Мы шли в оперу всегда одним и тем же путем: через Кривоколенный на улицу Кирова [4] , затем на Лубянскую площадь и вниз к Театральной. До Лубянской площади мы принадлежали городской обыденности и как-то не очень верили, что окажемся в нашем волшебном царстве. От угла, где ныне магазин «Детский мир», открывался провал, дно которого – Театральная площадь; там был иной воздух, иные огни, иная жизнь. И каким глубоким казался этот провал! Кружило голову, хотелось зацепиться за стены, иначе сорвешься и полетишь кувырком в бездну.
4
Сейчас – Мясницкая улица.
Еще не наступил вечер, и свет рано зажегшихся фонарей лишь подкрашивал изнутри матовые колпаки бледным золотом, не изливаясь в лиловатый прозрачный свет воздуха. С каждым опадающим под гору шагом замирало сердце, разговоры смолкали, мы бережно несли себя к чуду, молясь в душе, чтоб оно свершилось.
Мы шли в театр при полном параде. Наиболее выдержанно одевался Толька Симаков: синий шевиотовый [5] костюм-тройка, розовая сорочка, галстук в горошек и черные туфли на резине. Данилыч ничего не жалел для пасынка. По-настоящему же хорошо одет был Павлик. Его дядя, известный химик, привез ему из-за границы изумительный пуловер, фисташкового цвета рубашку, в тон ей галстук и серые гетры. Грубошерстные мосторговские брюки [6] , тщательно отутюженные, не портили ансамбля. Пройдут годы и годы, и безмерно вытянувшийся Павлик будет щеголять все в том же штопаном-перештопаном пуловере, застиранной, потерявшей цвет рубашке, омахрившемся галстуке и неистлевающих гетрах. Знаменитый дядя то ли больше не ездил за границу, то ли охладел к племяннику.
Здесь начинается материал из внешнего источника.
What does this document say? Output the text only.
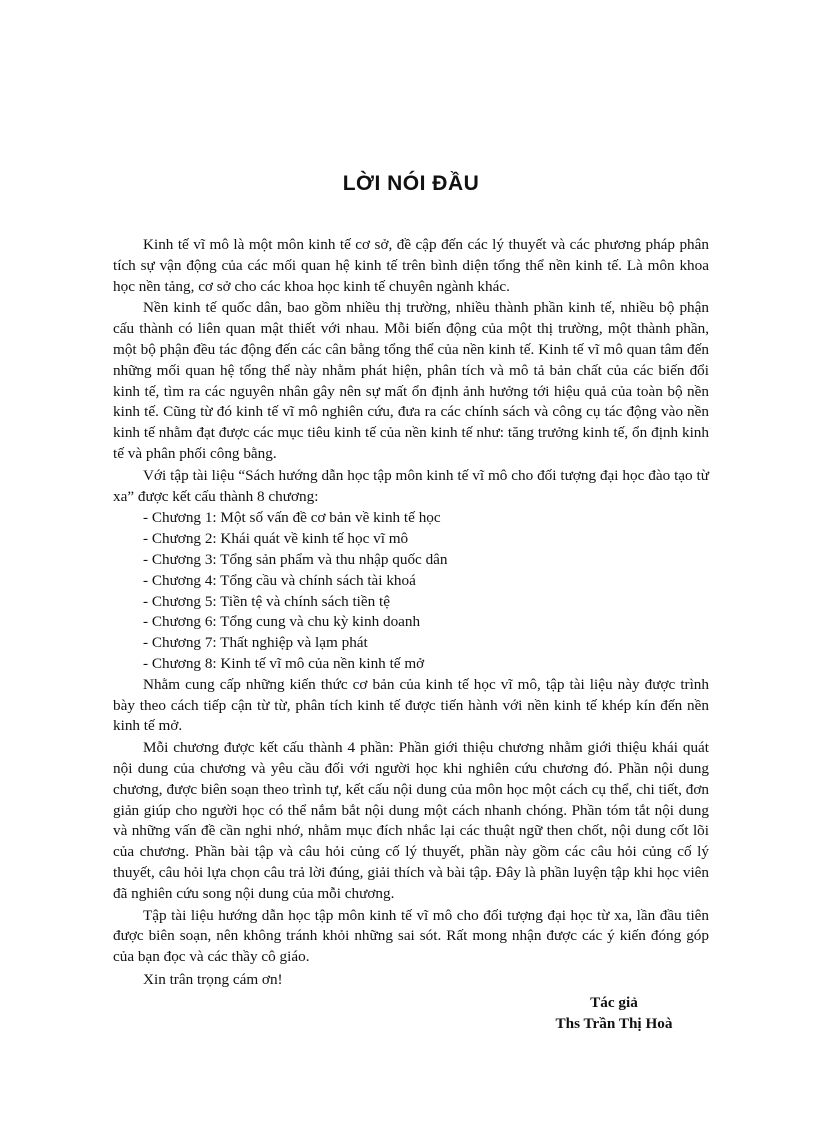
LỜI NÓI ĐẦU

Kinh tế vĩ mô là một môn kinh tế cơ sở, đề cập đến các lý thuyết và các phương pháp phân tích sự vận động của các mối quan hệ kinh tế trên bình diện tổng thể nền kinh tế. Là môn khoa học nền tảng, cơ sở cho các khoa học kinh tế chuyên ngành khác.

Nền kinh tế quốc dân, bao gồm nhiều thị trường, nhiều thành phần kinh tế, nhiều bộ phận cấu thành có liên quan mật thiết với nhau. Mỗi biến động của một thị trường, một thành phần, một bộ phận đều tác động đến các cân bằng tổng thể của nền kinh tế. Kinh tế vĩ mô quan tâm đến những mối quan hệ tổng thể này nhằm phát hiện, phân tích và mô tả bản chất của các biến đổi kinh tế, tìm ra các nguyên nhân gây nên sự mất ổn định ảnh hưởng tới hiệu quả của toàn bộ nền kinh tế. Cũng từ đó kinh tế vĩ mô nghiên cứu, đưa ra các chính sách và công cụ tác động vào nền kinh tế nhằm đạt được các mục tiêu kinh tế của nền kinh tế như: tăng trưởng kinh tế, ổn định kinh tế và phân phối công bằng.

Với tập tài liệu “Sách hướng dẫn học tập môn kinh tế vĩ mô cho đối tượng đại học đào tạo từ xa” được kết cấu thành 8 chương:

- Chương 1: Một số vấn đề cơ bản về kinh tế học
- Chương 2: Khái quát về kinh tế học vĩ mô
- Chương 3: Tổng sản phẩm và thu nhập quốc dân
- Chương 4: Tổng cầu và chính sách tài khoá
- Chương 5: Tiền tệ và chính sách tiền tệ
- Chương 6: Tổng cung và chu kỳ kinh doanh
- Chương 7: Thất nghiệp và lạm phát
- Chương 8: Kinh tế vĩ mô của nền kinh tế mở

Nhằm cung cấp những kiến thức cơ bản của kinh tế học vĩ mô, tập tài liệu này được trình bày theo cách tiếp cận từ từ, phân tích kinh tế được tiến hành với nền kinh tế khép kín đến nền kinh tế mở.

Mỗi chương được kết cấu thành 4 phần: Phần giới thiệu chương nhằm giới thiệu khái quát nội dung của chương và yêu cầu đối với người học khi nghiên cứu chương đó. Phần nội dung chương, được biên soạn theo trình tự, kết cấu nội dung của môn học một cách cụ thể, chi tiết, đơn giản giúp cho người học có thể nắm bắt nội dung một cách nhanh chóng. Phần tóm tắt nội dung và những vấn đề cần nghi nhớ, nhằm mục đích nhắc lại các thuật ngữ then chốt, nội dung cốt lõi của chương. Phần bài tập và câu hỏi củng cố lý thuyết, phần này gồm các câu hỏi củng cố lý thuyết, câu hỏi lựa chọn câu trả lời đúng, giải thích và bài tập. Đây là phần luyện tập khi học viên đã nghiên cứu song nội dung của mỗi chương.

Tập tài liệu hướng dẫn học tập môn kinh tế vĩ mô cho đối tượng đại học từ xa, lần đầu tiên được biên soạn, nên không tránh khỏi những sai sót. Rất mong nhận được các ý kiến đóng góp của bạn đọc và các thầy cô giáo.

Xin trân trọng cám ơn!

Tác giả
Ths Trần Thị Hoà
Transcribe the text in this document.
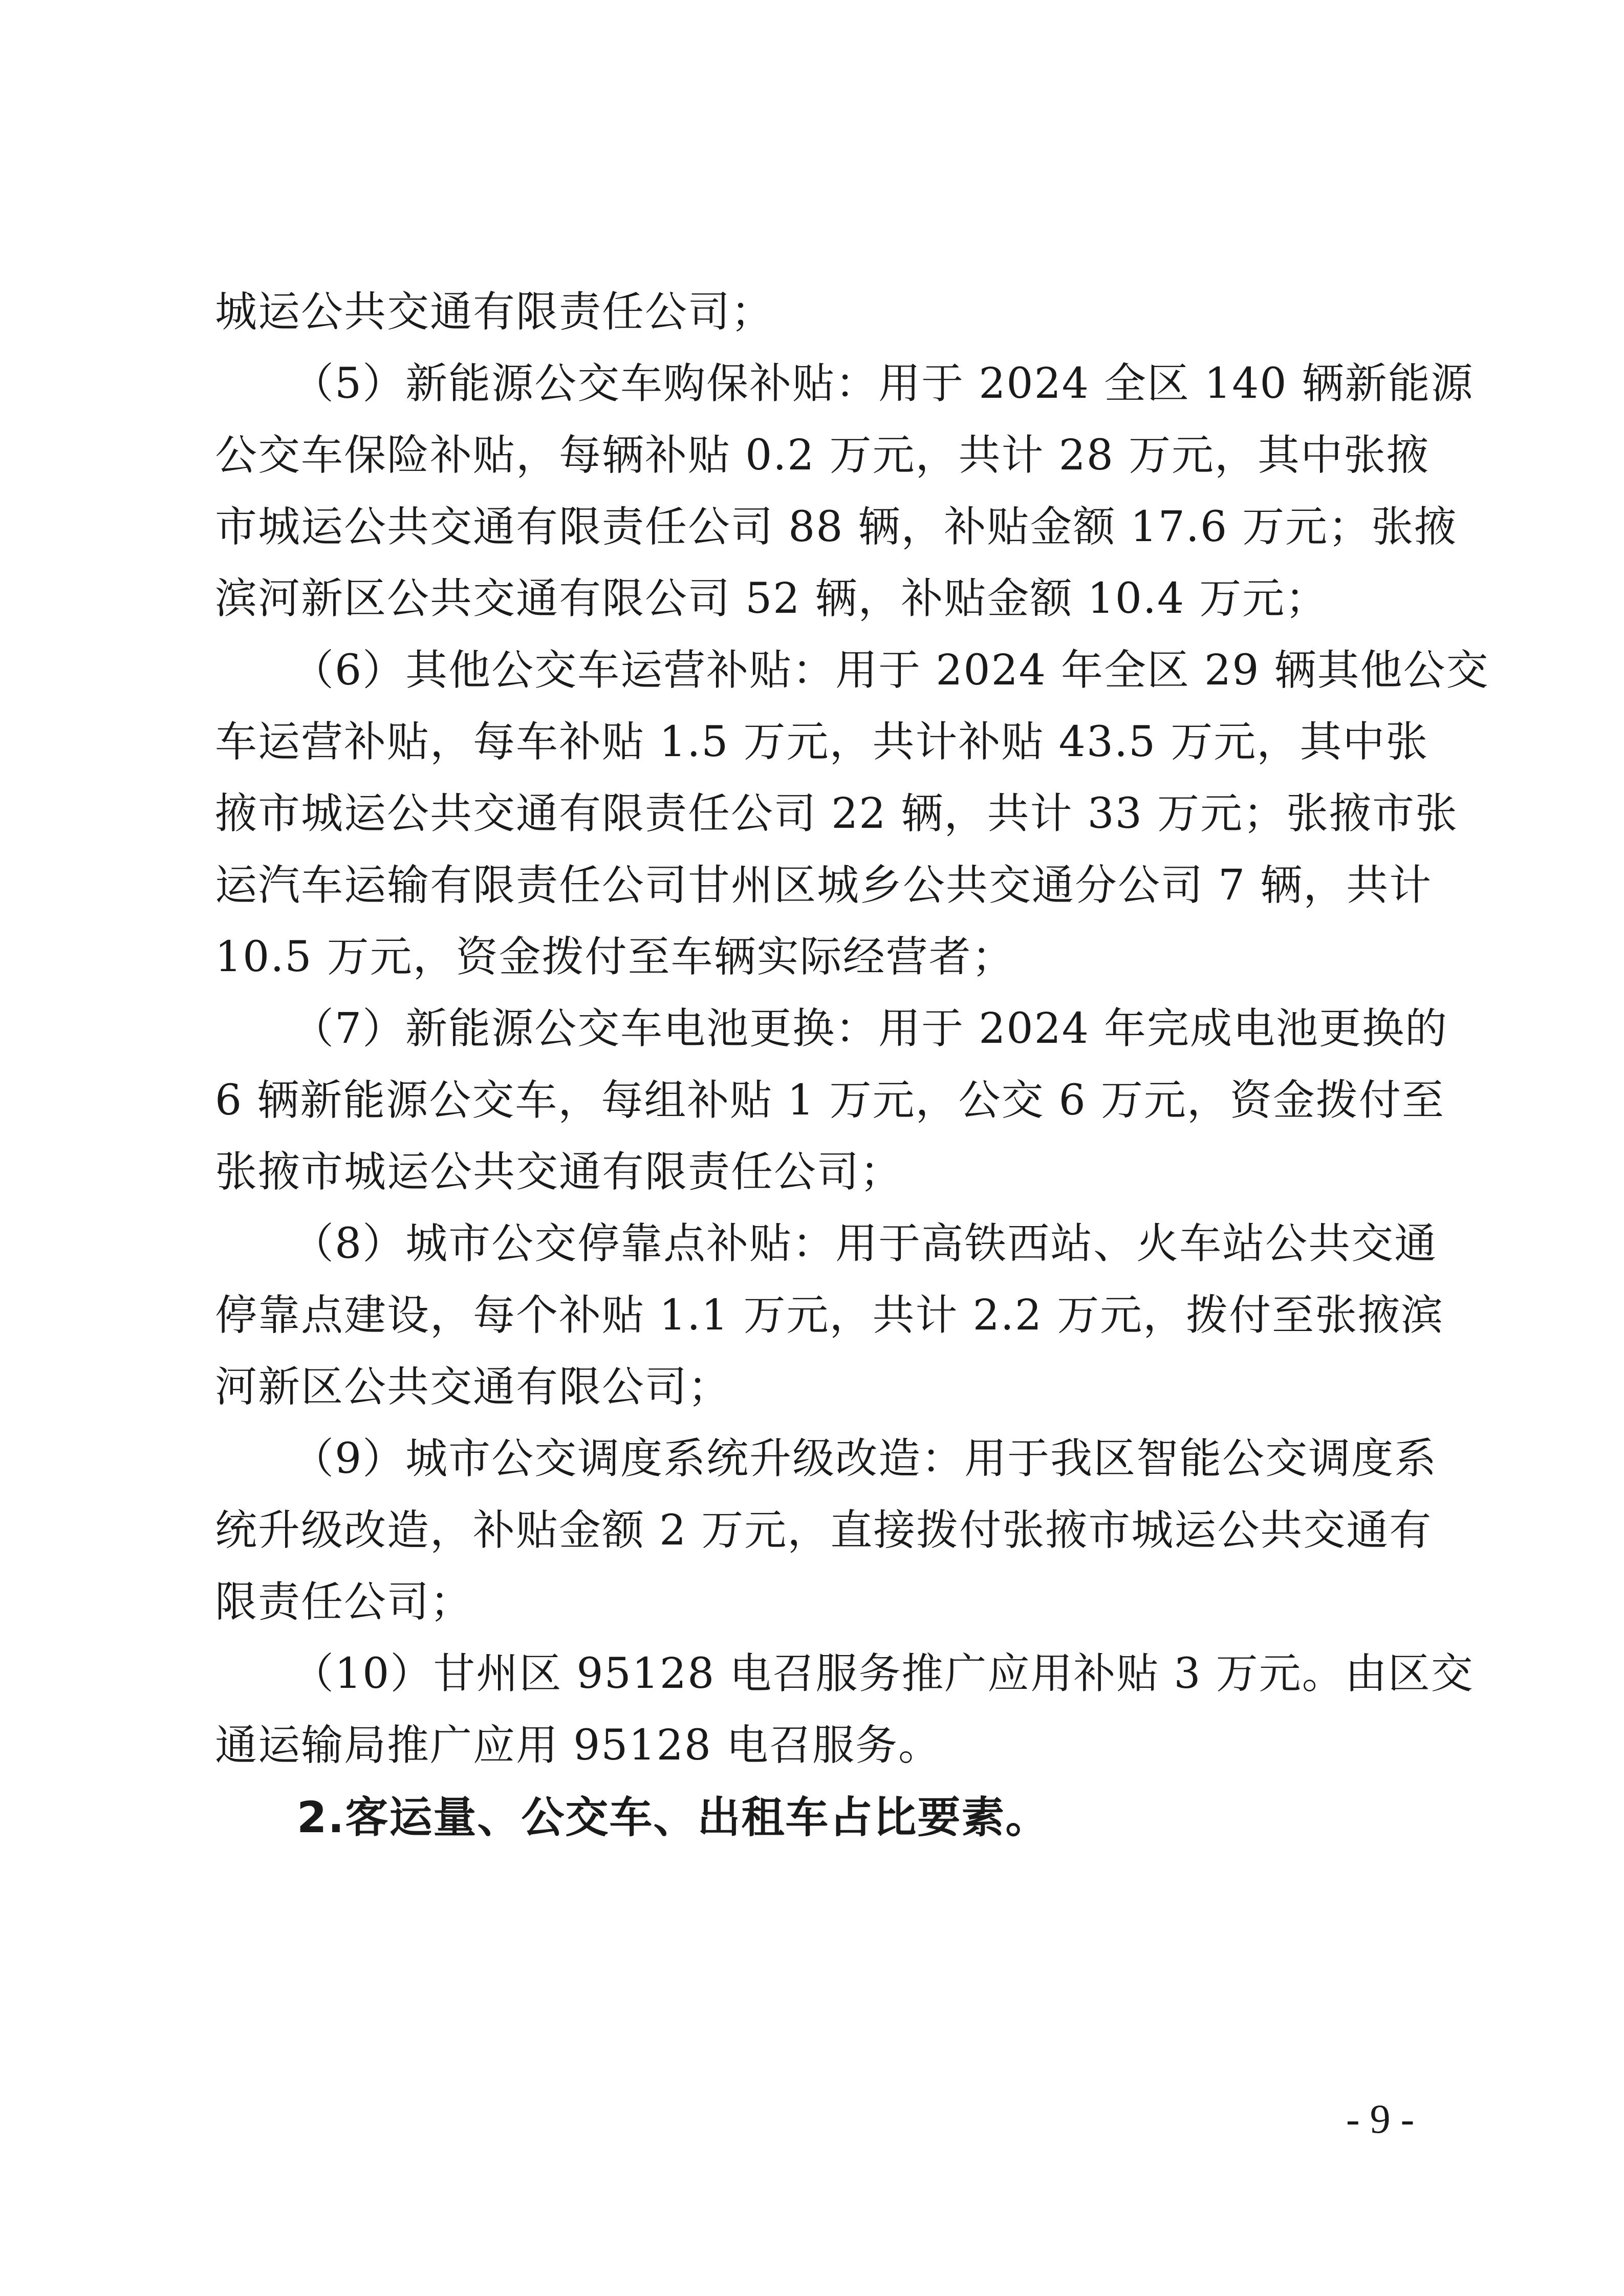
城运公共交通有限责任公司；
（5）新能源公交车购保补贴：用于 2024 全区 140 辆新能源
公交车保险补贴，每辆补贴 0.2 万元，共计 28 万元，其中张掖
市城运公共交通有限责任公司 88 辆，补贴金额 17.6 万元；张掖
滨河新区公共交通有限公司 52 辆，补贴金额 10.4 万元；
（6）其他公交车运营补贴：用于 2024 年全区 29 辆其他公交
车运营补贴，每车补贴 1.5 万元，共计补贴 43.5 万元，其中张
掖市城运公共交通有限责任公司 22 辆，共计 33 万元；张掖市张
运汽车运输有限责任公司甘州区城乡公共交通分公司 7 辆，共计
10.5 万元，资金拨付至车辆实际经营者；
（7）新能源公交车电池更换：用于 2024 年完成电池更换的
6 辆新能源公交车，每组补贴 1 万元，公交 6 万元，资金拨付至
张掖市城运公共交通有限责任公司；
（8）城市公交停靠点补贴：用于高铁西站、火车站公共交通
停靠点建设，每个补贴 1.1 万元，共计 2.2 万元，拨付至张掖滨
河新区公共交通有限公司；
（9）城市公交调度系统升级改造：用于我区智能公交调度系
统升级改造，补贴金额 2 万元，直接拨付张掖市城运公共交通有
限责任公司；
（10）甘州区 95128 电召服务推广应用补贴 3 万元。由区交
通运输局推广应用 95128 电召服务。
2.客运量、公交车、出租车占比要素。
- 9 -
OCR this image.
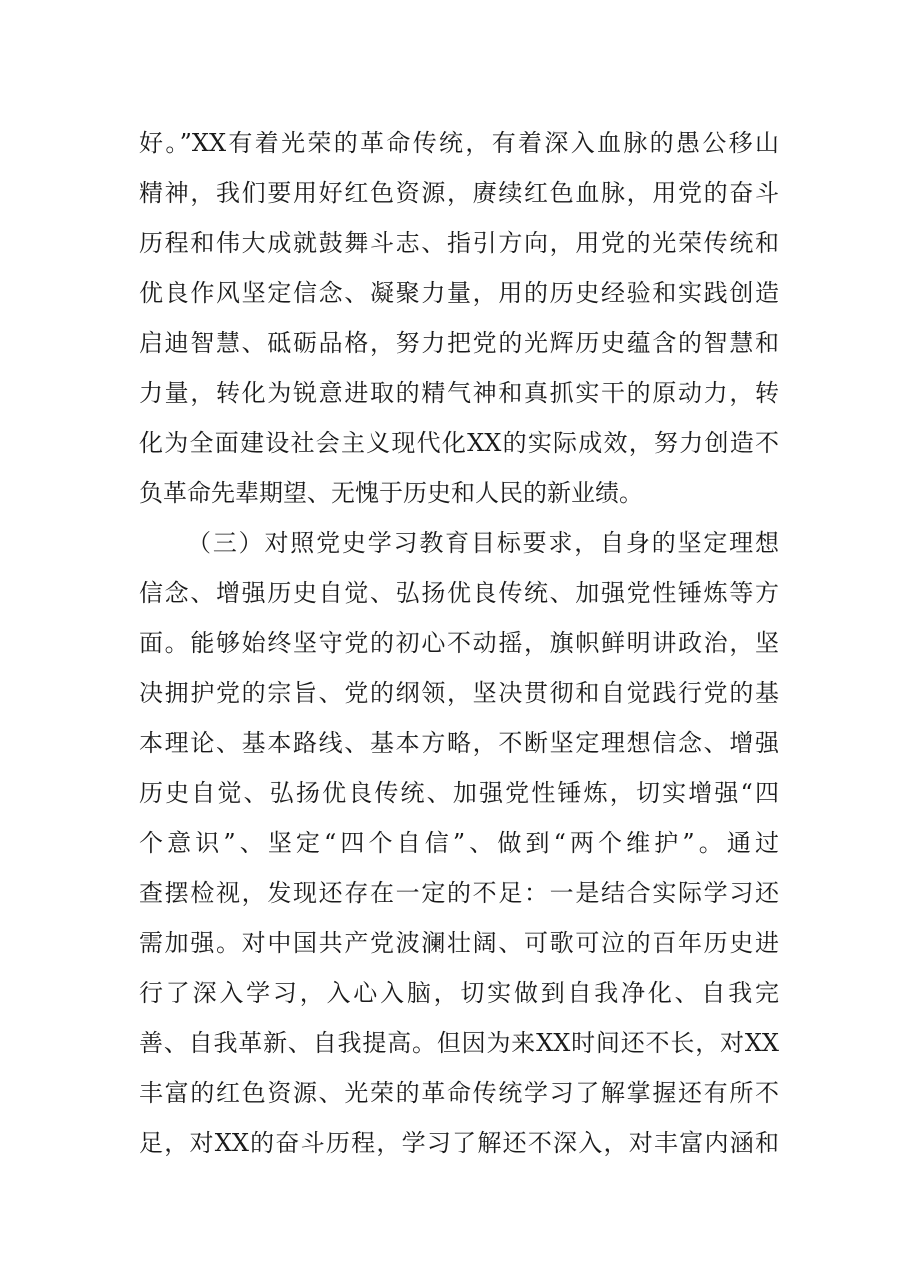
好。”XX有着光荣的革命传统，有着深入血脉的愚公移山
精神，我们要用好红色资源，赓续红色血脉，用党的奋斗
历程和伟大成就鼓舞斗志、指引方向，用党的光荣传统和
优良作风坚定信念、凝聚力量，用的历史经验和实践创造
启迪智慧、砥砺品格，努力把党的光辉历史蕴含的智慧和
力量，转化为锐意进取的精气神和真抓实干的原动力，转
化为全面建设社会主义现代化XX的实际成效，努力创造不
负革命先辈期望、无愧于历史和人民的新业绩。
（三）对照党史学习教育目标要求，自身的坚定理想
信念、增强历史自觉、弘扬优良传统、加强党性锤炼等方
面。能够始终坚守党的初心不动摇，旗帜鲜明讲政治，坚
决拥护党的宗旨、党的纲领，坚决贯彻和自觉践行党的基
本理论、基本路线、基本方略，不断坚定理想信念、增强
历史自觉、弘扬优良传统、加强党性锤炼，切实增强“四
个意识”、坚定“四个自信”、做到“两个维护”。通过
查摆检视，发现还存在一定的不足：一是结合实际学习还
需加强。对中国共产党波澜壮阔、可歌可泣的百年历史进
行了深入学习，入心入脑，切实做到自我净化、自我完
善、自我革新、自我提高。但因为来XX时间还不长，对XX
丰富的红色资源、光荣的革命传统学习了解掌握还有所不
足，对XX的奋斗历程，学习了解还不深入，对丰富内涵和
Уходя на войну, Павлик подарит галстук Тольке, а гетры – мне.
5
Ш е в и о т о в ы й – сшитый из шевиота, легкой шерстяной ткани.
6
М о с т о р г о в с к и е брюки – брюки, купленные в Мосторге.
Мы со Славой Зубковым одеты на одном уровне: оба в перешитых отцовских толстовках, жестких, кусающихся брюках, брезентовой обуви и черных «бабочках». На вечерние спектакли дети до шестнадцати лет не допускались, и нам надо было за счет внешнего облика «добрать» недостающие два года. Маленький Симаков в своей тройке сходил за взрослого лилипута, высокий «заграничный» Павлик не вызывал сомнений, нам же с Зубковым оставалось надеяться на экстравагантную «бабочку», столь любезную старым академикам, метрдотелям и нищим скрипачам в Столешниковом переулке.
В полубреду пересекали мы Театральную площадь, огибали Большой театр и мимо артистического входа, возле которого толпились поклонники отечественных Орфеев, выходили к скромному подъезду филиала. И тут совершалась метаморфоза. Исчезали чинные мальчики, и вместо них в толпу, осаждающую вход, втискивалось четверо пройдох, нахальных и трусящих, равно готовых к отпору и бегству. Мы ходили в театр без билетов, как тогда говорили, «на протырку». Билеты стоили дорого, нам таких денег в семье не давали. Конечно, раза два-три в год мы попадали в оперу законным путем: в дни школьных каникул непременно устраивался поход в Большой театр по удешевленным ценам; ну и, конечно, разок можно было разорить родителей. Но разве это утоляло наш музыкальный голод? Мы ходили в оперу почти каждый день, предпочитая филиал основной сцене еще и потому, что там был не столь жесткий контроль.